Introduction to Locally Weighted & Logistic Regression

Locally Weighted Regression (LWR), also known as Locally Weighted Scatterplot Smoothing (LOWESS) or LOESS, is a non-parametric regression technique used to fit a smooth curve through a scatterplot of data points. Unlike traditional regression methods that fit a single model to the entire dataset, LWR fits multiple local models to different subsets of the data, allowing it to capture complex, non-linear relationships.

Key Features of LWR:

  1. Locality: LWR focuses on fitting the model locally around each data point of interest. It assigns higher weights to data points that are closer to the point being predicted and lower weights to those farther away.

  2. Weighted Least Squares: The method uses weighted least squares to fit a local linear or polynomial regression model. The weights decrease with distance from the point of interest, often according to a kernel function like the Gaussian kernel.

  3. Flexibility: Because it fits separate models at different points, LWR can adapt to changes in the relationship between variables across different regions of the dataset. This makes it particularly useful for capturing non-linear patterns that might be missed by global models.

  4. Bandwidth: The concept of "bandwidth" in LWR refers to the size of the neighborhood around each point. A smaller bandwidth focuses more narrowly on nearby data, providing a more flexible but potentially noisier fit. A larger bandwidth smooths over more data points, resulting in a less flexible but more stable fit.

  5. Computational Cost: LWR can be computationally intensive, especially for large datasets, because it involves fitting multiple local models. The computational complexity depends on the number of data points and the dimensionality of the data.

Applications:

  • Non-linear Relationships: Ideal for situations where the relationship between the dependent and independent variables is complex and non-linear.

  • Exploratory Data Analysis: Helps in visualizing data and identifying patterns without making strong parametric assumptions.

  • Capture Non-linear Relationships: LWR is useful when the relationship between the independent and dependent variables is not linear. It fits multiple local models rather than a single global model, allowing for greater flexibility in capturing complex patterns in the data.

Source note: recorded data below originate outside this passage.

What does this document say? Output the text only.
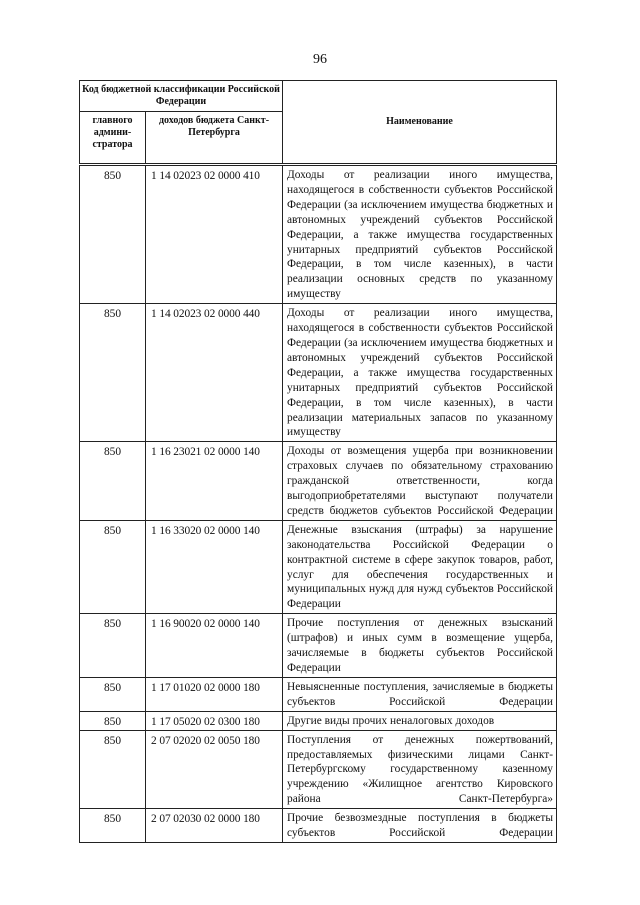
96
Код бюджетной классификации Российской Федерации		Наименование
главного админи-стратора	доходов бюджета Санкт-Петербурга	
850	1 14 02023 02 0000 410	Доходы от реализации иного имущества, находящегося в собственности субъектов Российской Федерации (за исключением имущества бюджетных и автономных учреждений субъектов Российской Федерации, а также имущества государственных унитарных предприятий субъектов Российской Федерации, в том числе казенных), в части реализации основных средств по указанному имуществу
850	1 14 02023 02 0000 440	Доходы от реализации иного имущества, находящегося в собственности субъектов Российской Федерации (за исключением имущества бюджетных и автономных учреждений субъектов Российской Федерации, а также имущества государственных унитарных предприятий субъектов Российской Федерации, в том числе казенных), в части реализации материальных запасов по указанному имуществу
850	1 16 23021 02 0000 140	Доходы от возмещения ущерба при возникновении страховых случаев по обязательному страхованию гражданской ответственности, когда выгодоприобретателями выступают получатели средств бюджетов субъектов Российской Федерации
850	1 16 33020 02 0000 140	Денежные взыскания (штрафы) за нарушение законодательства Российской Федерации о контрактной системе в сфере закупок товаров, работ, услуг для обеспечения государственных и муниципальных нужд для нужд субъектов Российской Федерации
850	1 16 90020 02 0000 140	Прочие поступления от денежных взысканий (штрафов) и иных сумм в возмещение ущерба, зачисляемые в бюджеты субъектов Российской Федерации
850	1 17 01020 02 0000 180	Невыясненные поступления, зачисляемые в бюджеты субъектов Российской Федерации
850	1 17 05020 02 0300 180	Другие виды прочих неналоговых доходов
850	2 07 02020 02 0050 180	Поступления от денежных пожертвований, предоставляемых физическими лицами Санкт-Петербургскому государственному казенному учреждению «Жилищное агентство Кировского района Санкт-Петербурга»
850	2 07 02030 02 0000 180	Прочие безвозмездные поступления в бюджеты субъектов Российской Федерации
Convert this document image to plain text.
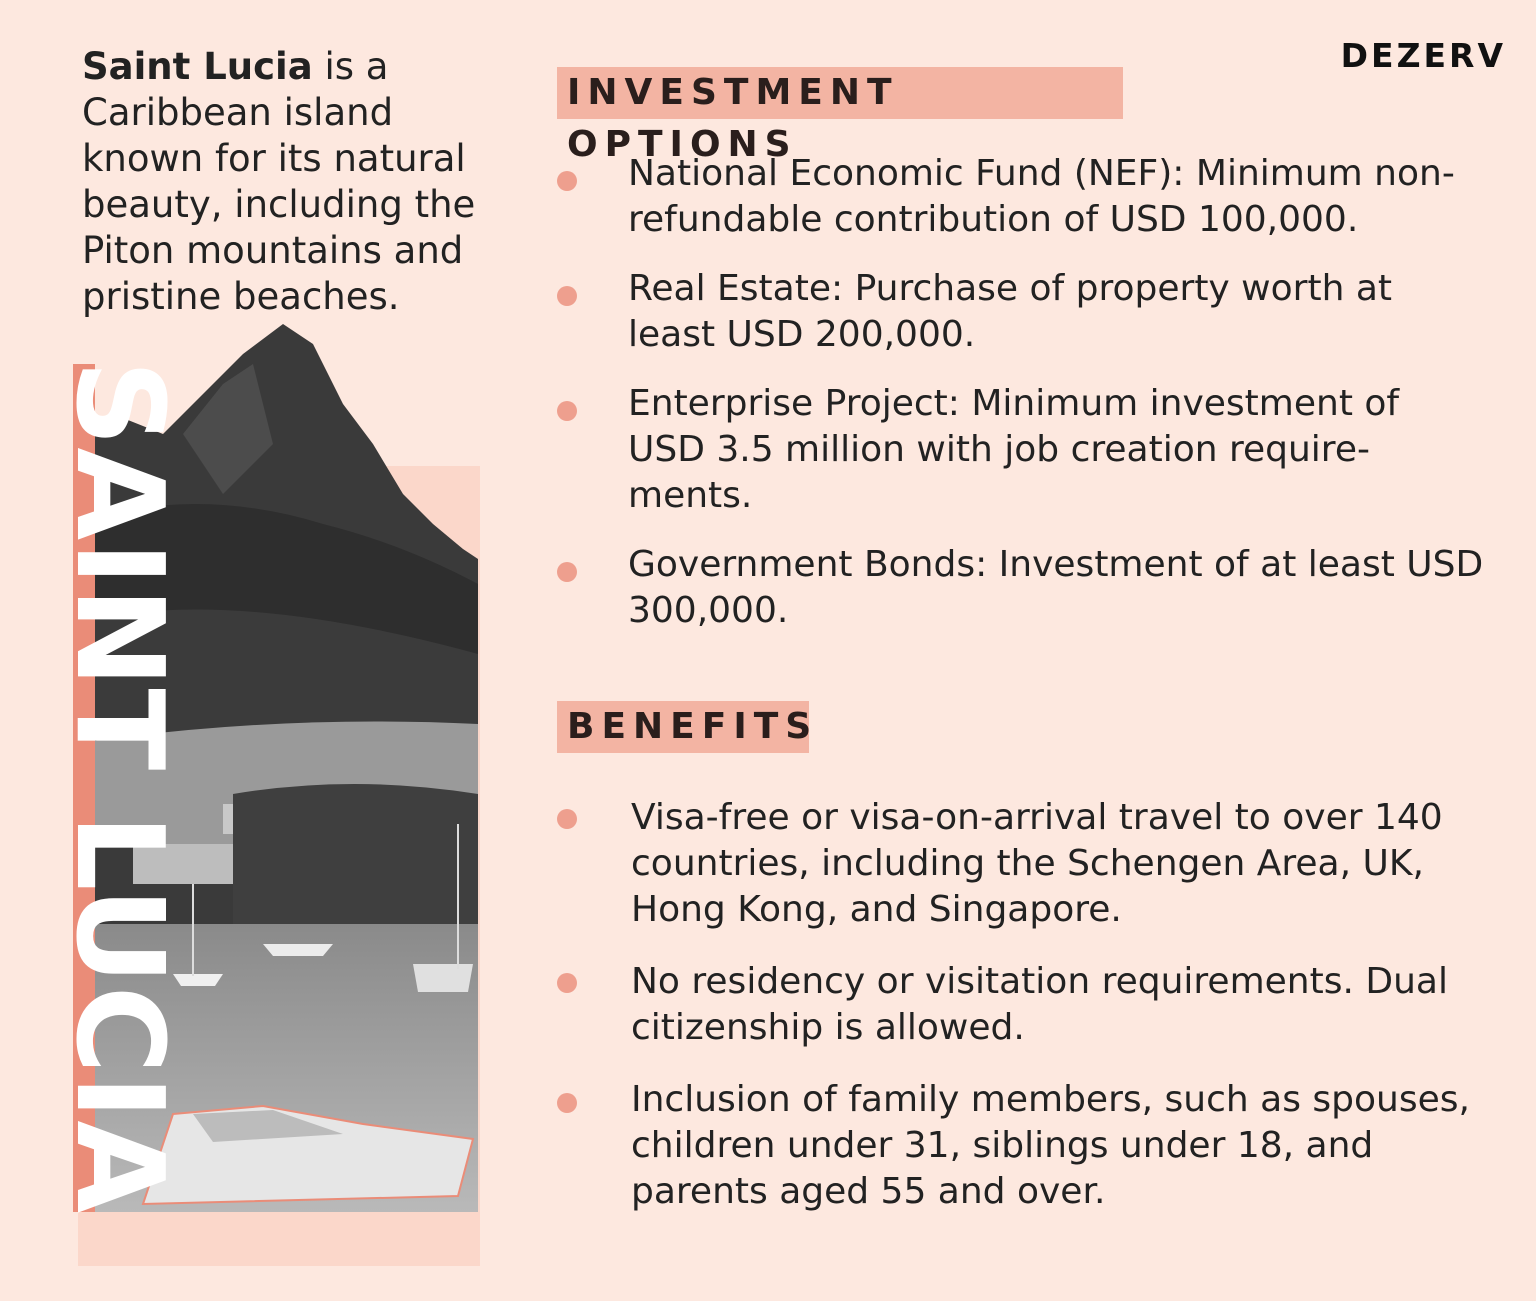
DEZERV
Saint Lucia is a Caribbean island known for its natural beauty, including the Piton mountains and pristine beaches.
SAINT LUCIA
INVESTMENT OPTIONS
National Economic Fund (NEF): Minimum non-refundable contribution of USD 100,000.
Real Estate: Purchase of property worth at least USD 200,000.
Enterprise Project: Minimum investment of USD 3.5 million with job creation require-ments.
Government Bonds: Investment of at least USD 300,000.
BENEFITS
Visa-free or visa-on-arrival travel to over 140 countries, including the Schengen Area, UK, Hong Kong, and Singapore.
No residency or visitation requirements. Dual citizenship is allowed.
Inclusion of family members, such as spouses, children under 31, siblings under 18, and parents aged 55 and over.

  • Handle Small to Medium-sized Datasets: Due to its computational intensity, LWR is generally used for datasets that are not too large. It works well when you can afford the computational cost of fitting local models.

  • Focus on Local Data: LWR gives more weight to nearby points when fitting the model at a particular point. This is helpful when you believe that local trends are more important than global trends in the dataset.

  • Visualization and Smoothing: It is often used for smoothing scatterplots, especially in exploratory data analysis, to understand the underlying trends without making strong parametric assumptions.

  • Handling Heteroscedasticity: LWR can be useful when there is heteroscedasticity in the data (i.e., the variance of the errors is not constant) since it fits different models in different parts of the data space.